Souffle acide du vent, larmes brulantes du ciel. Le monde ne ressemble plus aux paysages d'autrefois. Les cataclysmes ont frappé, des colonnes de flammes et de fumées se sont élevées sur l'horizon. La guerre. La guerre des hommes. Et nous, les loups n'avons eu d'autres choix que de fuir. Nombreux furent nos congénères emportés. Nous traversâmes les plaines cabossées, les forêts de cendres, poursuivis par la faim, traqués par la mort.
Notre salut, nous le devions malheureusement à ceux qui avaient provoqué notre malheur.
Le silence régnait entre Kira et l'étrange solitaire. La petite louve marchait lentement, suivant le mâle uniquement à l'instinct et grâce au bruit de ses pas. Avait-elle fait le bon choix ? Elle n'en savait rien, mais elle le découvrirait bien assez tôt. Si sa mère la voyait maintenant ... Seule, dans le noir, suivant la piste d'un inconnu qui avait bien failli la tuer quelques instants plus tôt.
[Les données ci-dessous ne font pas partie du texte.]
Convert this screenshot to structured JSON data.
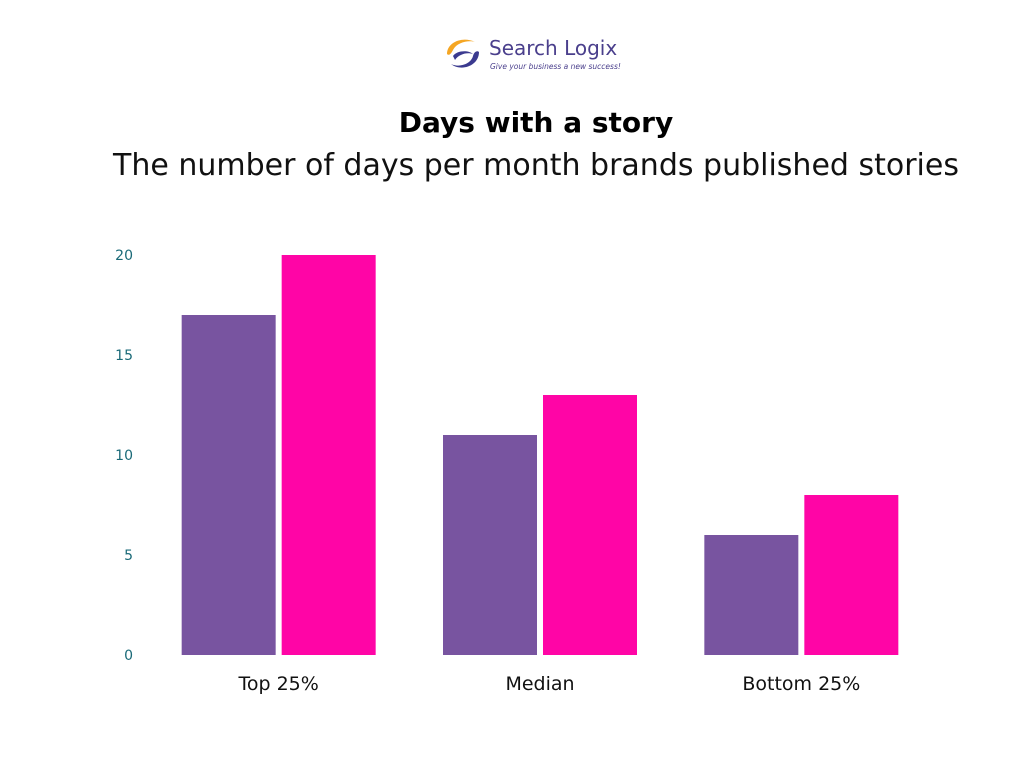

D'ailleurs, elle ne connaissait même pas son nom ... Elle entendit le solitaire soupirer, sans doute parce qu'elle n'avançait pas assez vite à son goût. Mais comment pouvait-elle faire dans ce monde de ténèbres qu'était le sien à la nuit tombée ? Et hors de question de lui dire qu'elle n'y voyait rien, ce serait lui exposer sa plus grande faiblesse et elle sentait que cela ne lui plairait pas et pourrait même le faire changer d'avis. Alors elle accéléra le pas, priant pour ne pas trébucher bêtement ou le bousculer par inadvertance. N'en pouvant plus, elle brisa enfin le silence. «Où est-ce que tu m'emmènes ?, demanda-t-elle. Et pourquoi chasser en pleine nuit ? Nous pourrions attendre le lever du soleil, non ? Kira essayait tant bien que mal de se tirer de ce mauvais pas sans pour autant s'attirer de nouveau les foudres du mâle. Elle n'avait pas envie de tout gâcher maintenant qu'elle avait trouvé une sorte de compromis. -Tu ne m'as même pas dis ton nom.», ajouta-t-elle d'un ton plat. Elle savait que ce dernier ne lui serait pas d'une grande utilité puisqu'elle comptait partir dès que la lumière le lui permettrait, mais jusque là il lui fallait mettre toutes les chances de son côté en restant aimable et en ne montrant pas sa peur. Plus facile à dire qu'à faire, puisque même si elle avait quitté son état de panique générale, elle pouvait encore entendre les battements de son propre cœur résonner à ses oreilles. Elle tenta d'ignorer ce détail, se concentrant sur sa progression tout en attendant les réponses de son compagnon de chasse.